L’histoire de France ne peut s’acheter  !

logohuma.gifTribune dans l’Humanité du le 6 avril 2010

Par Laurence De Cock ET Guillaume Mazeau, HISTORIENS, MEMBRES DU COMITÉ DE VIGILANCE FACE AUX USAGES PUBLICS DE L’HISTOIRE (*).

Une « lettre ouverte » à ségolène royal À propos de l’appellation « Fête de la fraternité »

Décidément, la marchandisation patrimoniale semble faire des émules. Déjà, sans provoquer beaucoup de réaction, l’article 52 de la loi finance 2010 autorisait le transfert de la totalité des monuments appartenant à l’État aux collectivités territoriales, sans que rien n’empêche leur transfert ultérieur à des entreprises privées si tant est que le préfet donne son accord à la transaction (1). Or, il y a quelques semaines, Ségolène Royal a acheté à l’Institut national de la propriété industrielle (Inpi) les appellations « fête de la fraternité », « ordre juste » et « université populaire ». Qu’est-ce que cela signifie  ? 
Que dorénavant, Ségolène Royal et son association Désirs d’avenir exercent un 
droit de propriété intellectuelle sur ces 
expressions, désormais protégées comme de simples marques dans l’édition, la publicité, mais aussi l’éducation, la formation et la recherche scientifique  !

Devant l’indignation du collectif Indépendance des chercheurs et de Patrice Leclerc, 
secrétaire de l’université populaire des Hauts-de-Seine, dénonçant la préemption d’une partie du patrimoine populaire (2), Ségolène Royal a décidé de retirer la marque « université populaire » de l’Inpi.
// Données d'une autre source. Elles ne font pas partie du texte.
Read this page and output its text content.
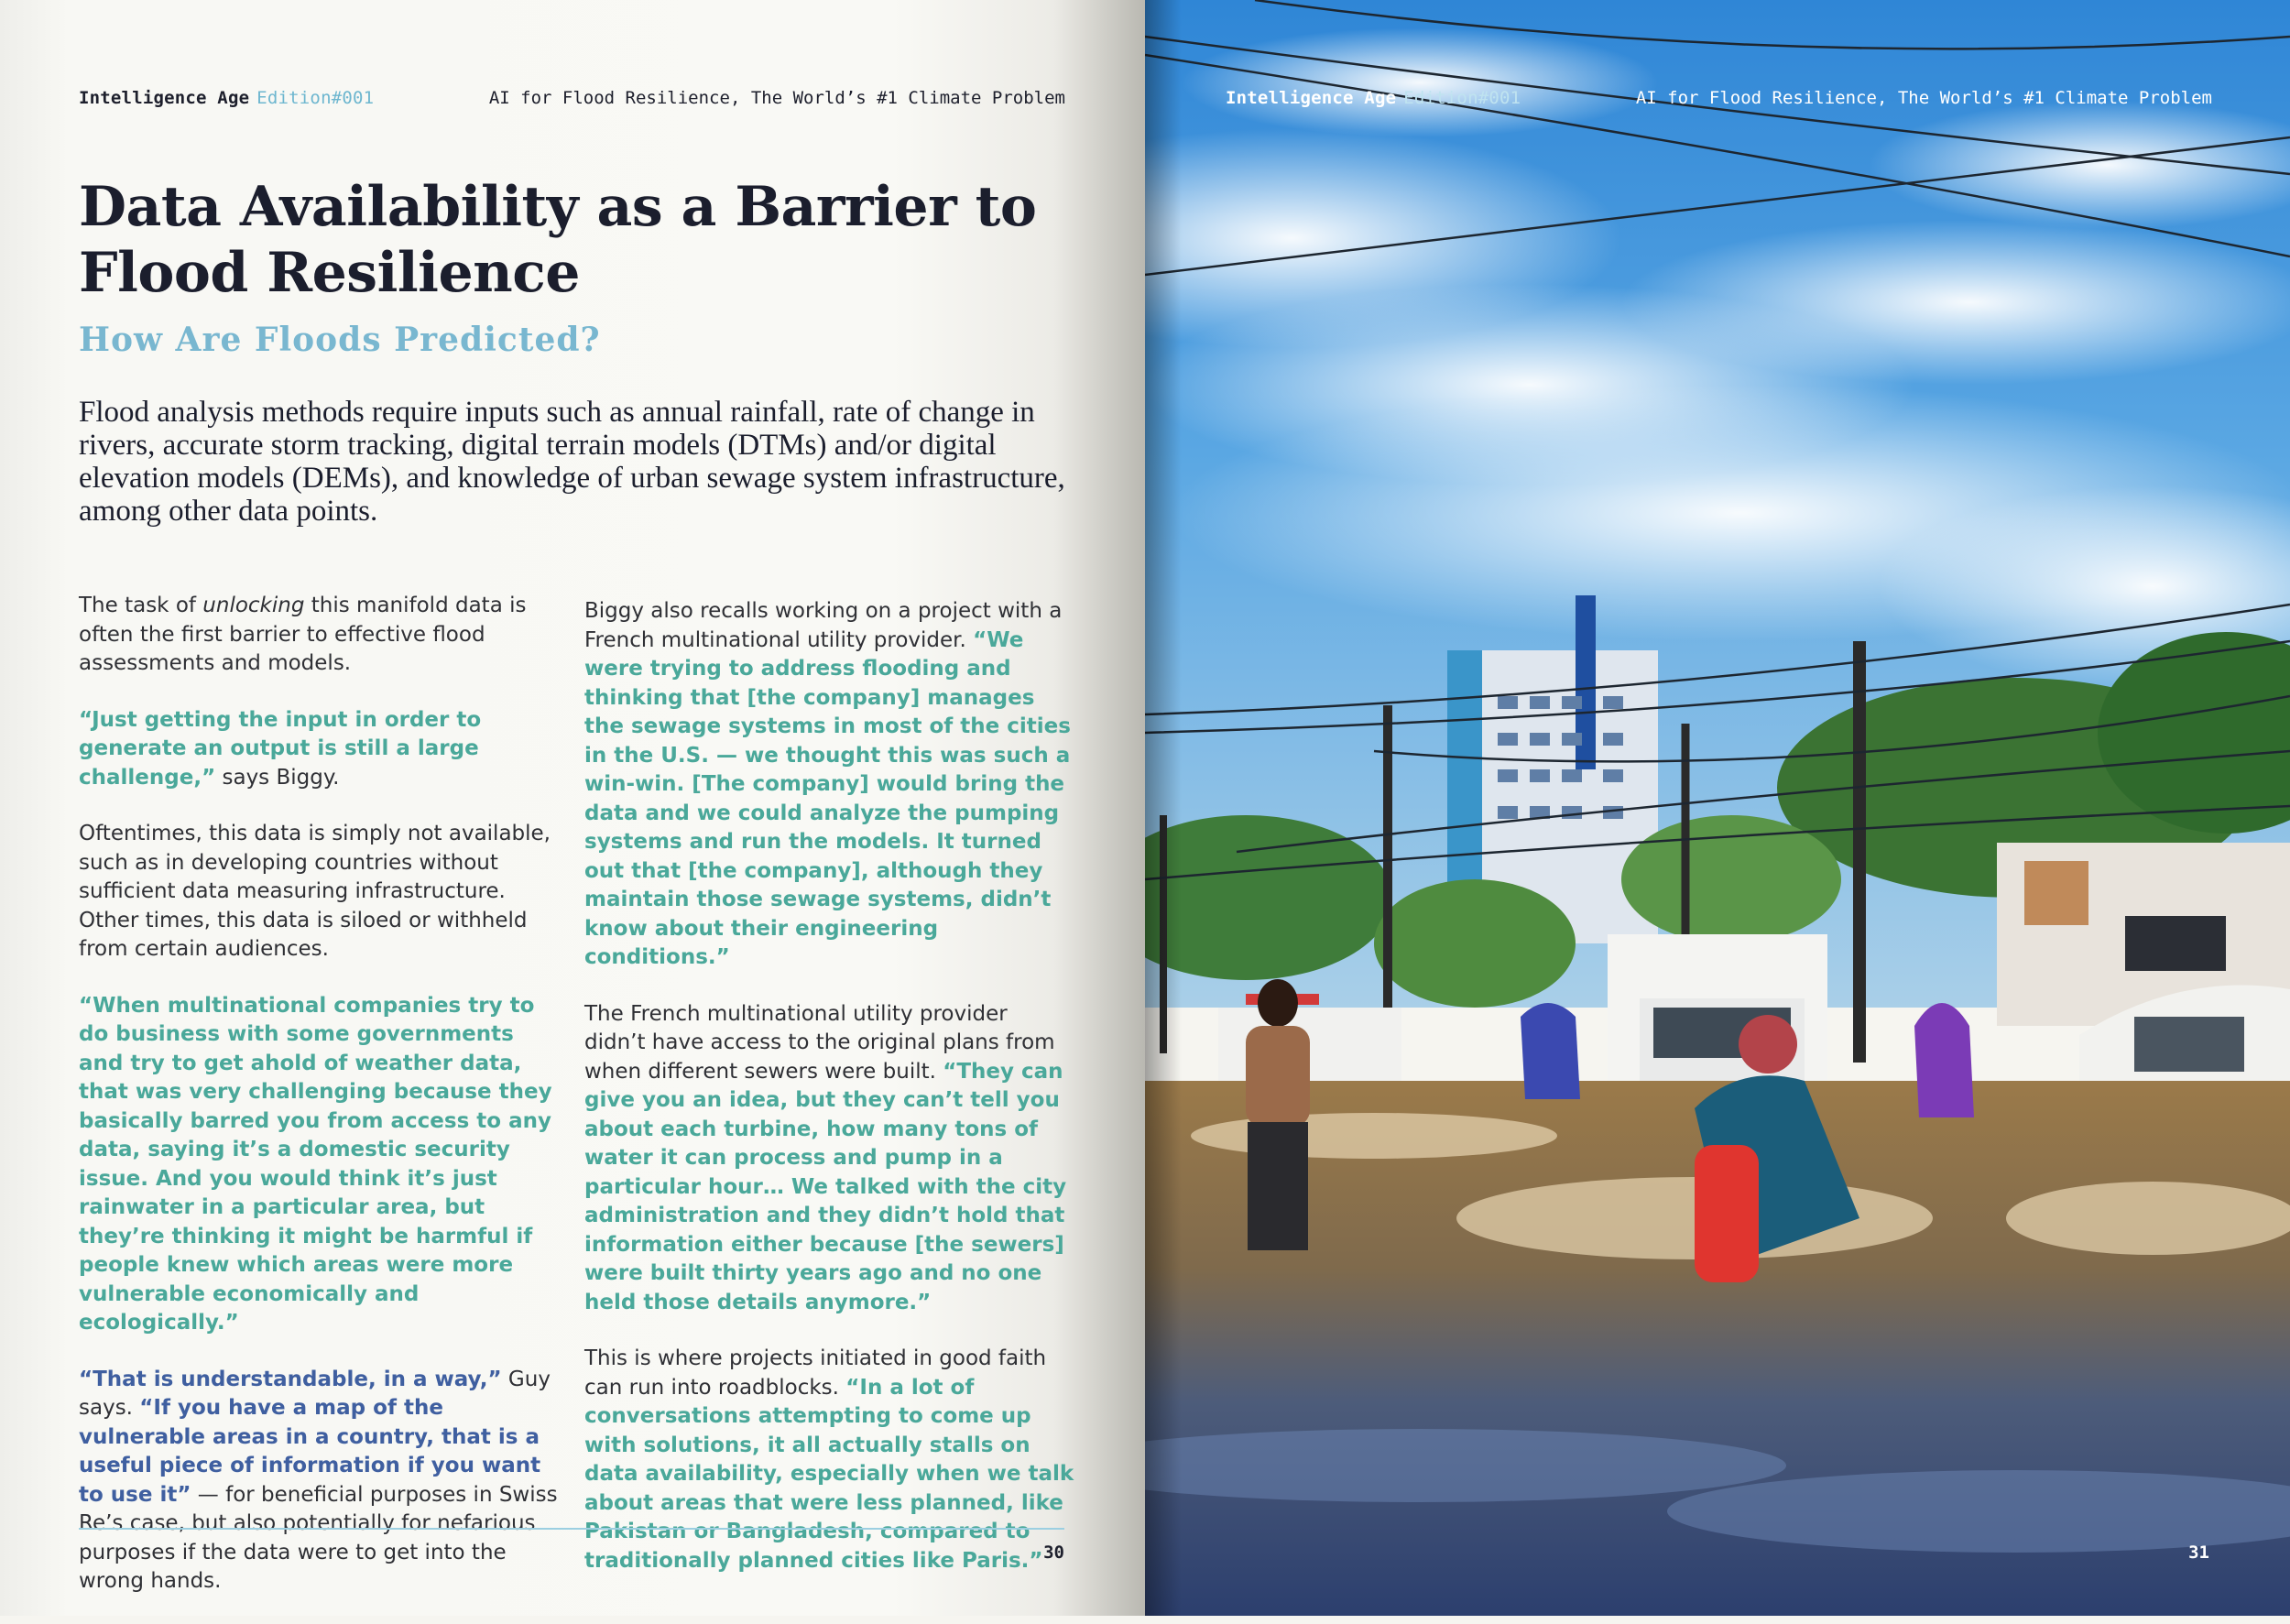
Intelligence Age Edition#001	AI for Flood Resilience, The World’s #1 Climate Problem
Data Availability as a Barrier to Flood Resilience
How Are Floods Predicted?

Flood analysis methods require inputs such as annual rainfall, rate of change in rivers, accurate storm tracking, digital terrain models (DTMs) and/or digital elevation models (DEMs), and knowledge of urban sewage system infrastructure, among other data points.

The task of unlocking this manifold data is often the first barrier to effective flood assessments and models.

“Just getting the input in order to generate an output is still a large challenge,” says Biggy.

Oftentimes, this data is simply not available, such as in developing countries without sufficient data measuring infrastructure. Other times, this data is siloed or withheld from certain audiences.

“When multinational companies try to do business with some governments and try to get ahold of weather data, that was very challenging because they basically barred you from access to any data, saying it’s a domestic security issue. And you would think it’s just rainwater in a particular area, but they’re thinking it might be harmful if people knew which areas were more vulnerable economically and ecologically.”

“That is understandable, in a way,” Guy says. “If you have a map of the vulnerable areas in a country, that is a useful piece of information if you want to use it” — for beneficial purposes in Swiss Re’s case, but also potentially for nefarious purposes if the data were to get into the wrong hands.

Biggy also recalls working on a project with a French multinational utility provider. “We were trying to address flooding and thinking that [the company] manages the sewage systems in most of the cities in the U.S. — we thought this was such a win-win. [The company] would bring the data and we could analyze the pumping systems and run the models. It turned out that [the company], although they maintain those sewage systems, didn’t know about their engineering conditions.”

The French multinational utility provider didn’t have access to the original plans from when different sewers were built. “They can give you an idea, but they can’t tell you about each turbine, how many tons of water it can process and pump in a particular hour… We talked with the city administration and they didn’t hold that information either because [the sewers] were built thirty years ago and no one held those details anymore.”

This is where projects initiated in good faith can run into roadblocks. “In a lot of conversations attempting to come up with solutions, it all actually stalls on data availability, especially when we talk about areas that were less planned, like Pakistan or Bangladesh, compared to traditionally planned cities like Paris.” 30
Intelligence Age Edition#001	AI for Flood Resilience, The World’s #1 Climate Problem
31
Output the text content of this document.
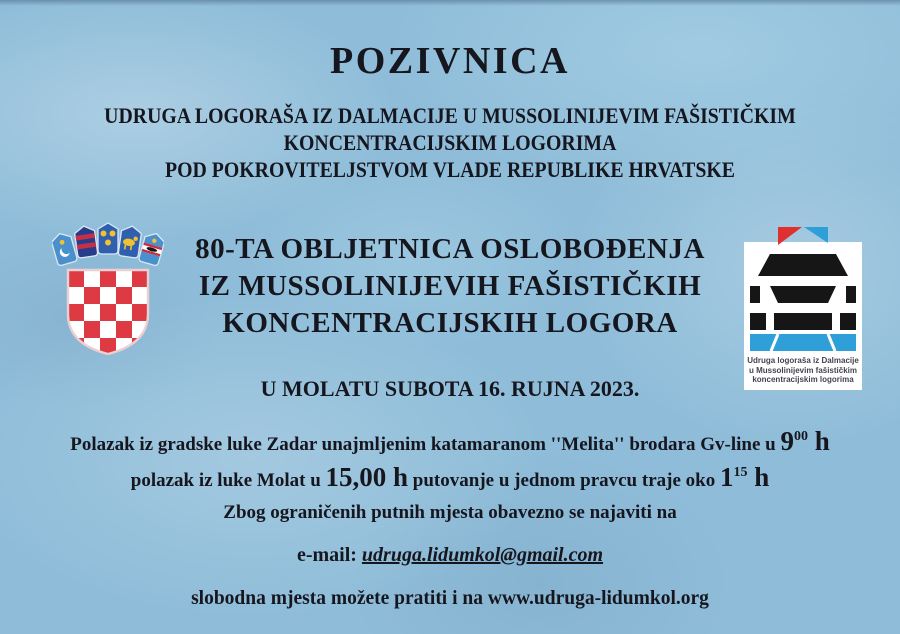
POZIVNICA
UDRUGA LOGORAŠA IZ DALMACIJE U MUSSOLINIJEVIM FAŠISTIČKIM
KONCENTRACIJSKIM LOGORIMA
POD POKROVITELJSTVOM VLADE REPUBLIKE HRVATSKE
80-TA OBLJETNICA OSLOBOĐENJA
IZ MUSSOLINIJEVIH FAŠISTIČKIH
KONCENTRACIJSKIH LOGORA
Udruga logoraša iz Dalmacije
u Mussolinijevim fašističkim
koncentracijskim logorima
U MOLATU SUBOTA 16. RUJNA 2023.
Polazak iz gradske luke Zadar unajmljenim katamaranom ''Melita'' brodara Gv-line u $9^{00}$ h
polazak iz luke Molat u 15,00 h putovanje u jednom pravcu traje oko $1^{15}$ h
Zbog ograničenih putnih mjesta obavezno se najaviti na
e-mail: udruga.lidumkol@gmail.com
slobodna mjesta možete pratiti i na www.udruga-lidumkol.org
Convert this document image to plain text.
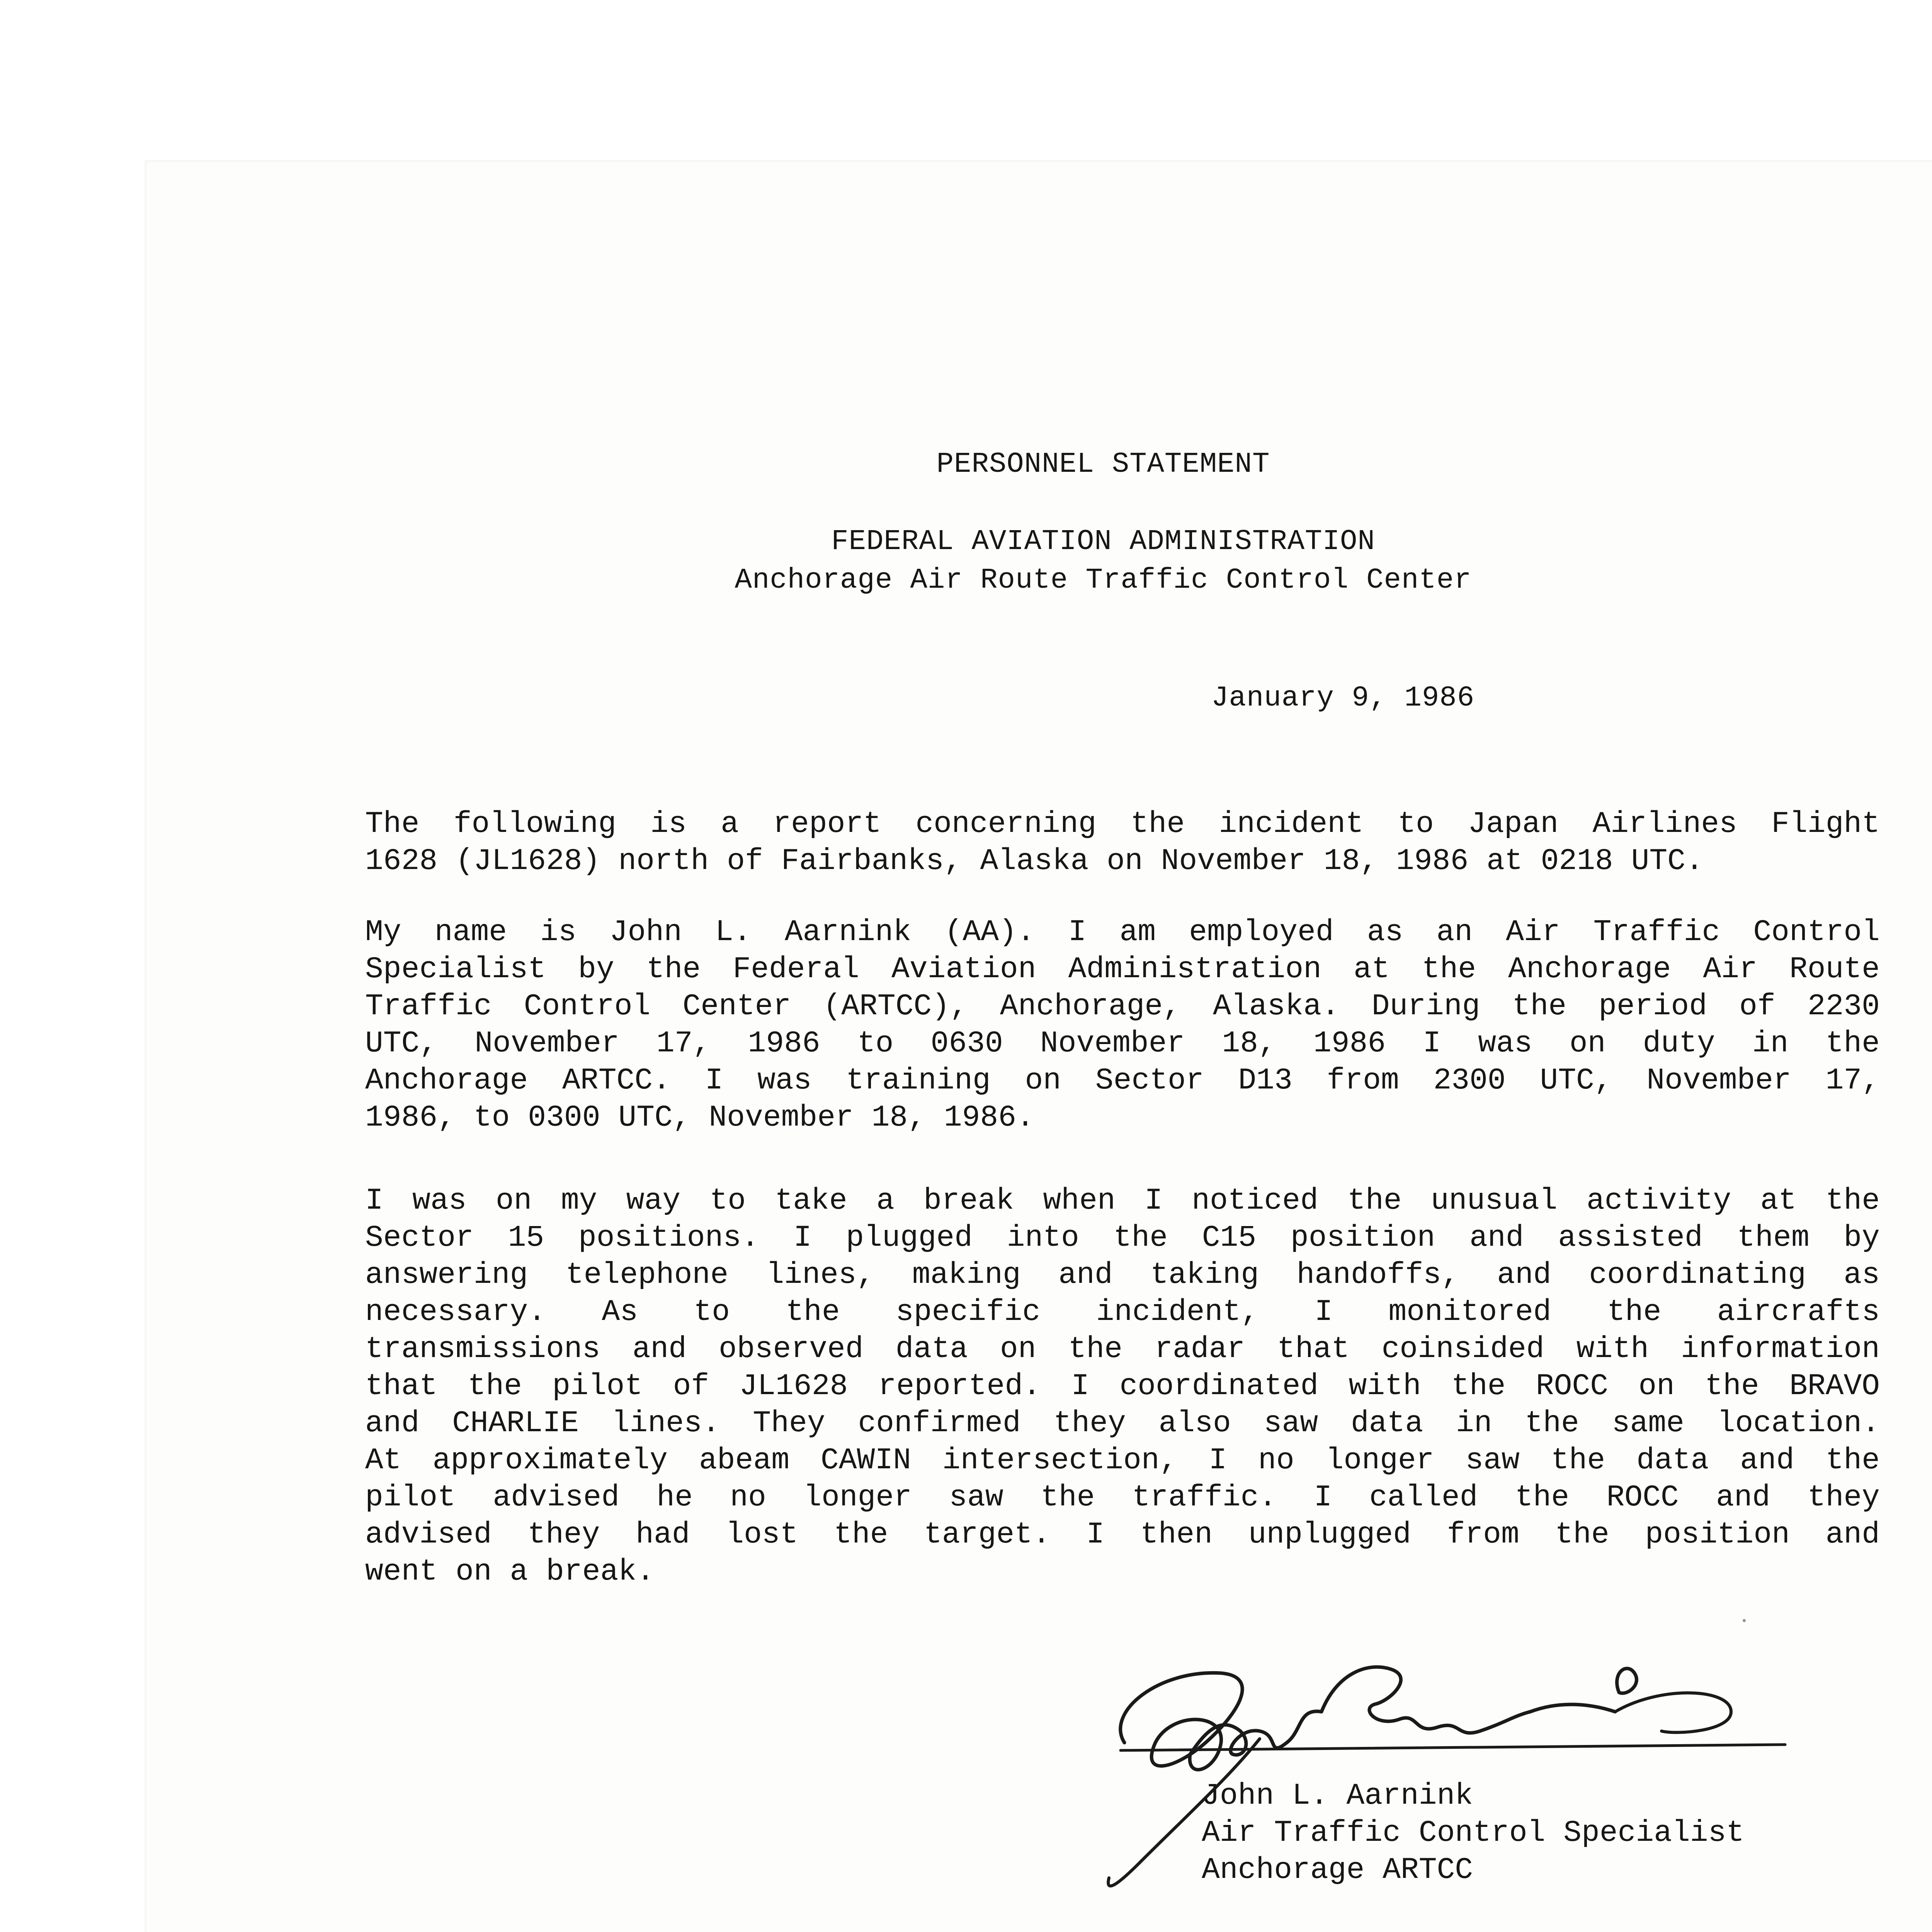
PERSONNEL STATEMENT
FEDERAL AVIATION ADMINISTRATION
Anchorage Air Route Traffic Control Center
January 9, 1986
The following is a report concerning the incident to Japan Airlines Flight
1628 (JL1628) north of Fairbanks, Alaska on November 18, 1986 at 0218 UTC.
My name is John L. Aarnink (AA). I am employed as an Air Traffic Control
Specialist by the Federal Aviation Administration at the Anchorage Air Route
Traffic Control Center (ARTCC), Anchorage, Alaska. During the period of 2230
UTC, November 17, 1986 to 0630 November 18, 1986 I was on duty in the
Anchorage ARTCC. I was training on Sector D13 from 2300 UTC, November 17,
1986, to 0300 UTC, November 18, 1986.
I was on my way to take a break when I noticed the unusual activity at the
Sector 15 positions. I plugged into the C15 position and assisted them by
answering telephone lines, making and taking handoffs, and coordinating as
necessary. As to the specific incident, I monitored the aircrafts
transmissions and observed data on the radar that coinsided with information
that the pilot of JL1628 reported. I coordinated with the ROCC on the BRAVO
and CHARLIE lines. They confirmed they also saw data in the same location.
At approximately abeam CAWIN intersection, I no longer saw the data and the
pilot advised he no longer saw the traffic. I called the ROCC and they
advised they had lost the target. I then unplugged from the position and
went on a break.
John L. Aarnink
Air Traffic Control Specialist
Anchorage ARTCC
Ce n’est pas suffisant. Nous demandons qu’elle renonce également à l’appellation « fête de la fraternité ».

Madame Royal, de quel droit pouvez-vous ainsi privatiser des mots et des expressions qui font partie du patrimoine national depuis plusieurs siècles  ? Comment pouvez-vous revendiquer un droit de propriété intellectuelle sur l’expression « fête de la fraternité » que vous n’avez évidemment pas créée mais dont tous les Français sont les héritiers  ? Les fêtes de la fraternité ont en effet été inventées pendant la Révolution française dans le cadre de la déchristianisation de l’an II (1793-1794). Avec d’autres (fêtes de la liberté, de l’égalité, de la raison ou des martyrs de la République…), elles faisaient alors partie d’un ensemble de rituels civiques destinés à remplacer les cérémonies de l’Ancien Régime, auparavant encadrées par la monarchie et par l’Église pour asseoir leur pouvoir. Incluses dans le culte de la raison, ouvertes aux simples citoyens, ces fêtes ont donc joué un rôle important dans le processus d’émancipation populaire, mais aussi de laïcisation et de démocratisation de la vie politique à la fin du XVIIIe siècle. Reprises par les révolutionnaires de 1848, ces fêtes ont ensuite contribué à construire une culture républicaine et populaire dans la France du XIXe siècle. Même si nous les avons un peu oubliées, tous les républicains que nous sommes en sont aujourd’hui les héritiers. Loin d’être votre propriété, l’expression « fête de la fraternité » renvoie donc à une dimension ancienne, profonde et collective de notre histoire nationale. Restreindre juridiquement son usage au meeting annuel organisé depuis 2008 seulement par Désirs d’avenir revient à brader un élément de notre bien commun, au profit du simple marketing politique et de l’utilitarisme politique.

Les moments historiques, a fortiori ceux qui constituent la mémoire de la République, font partie du patrimoine commun. Ils doivent pouvoir être librement utilisés dans le cadre du débat public. Jusqu’où les femmes et les hommes politiques de droite et de gauche iront-ils dans la marchandisation du savoir et la privatisation du patrimoine national  ? Madame Royal, comme vous l’avez fait pour l’expression « université populaire », montrez que l’histoire de France ne peut faire l’objet de « labels ». Reconnaissez que le passé commun ne peut s’acheter. Nous vous demandons donc de retirer l’appellation « fête de la fraternité » de l’Inpi.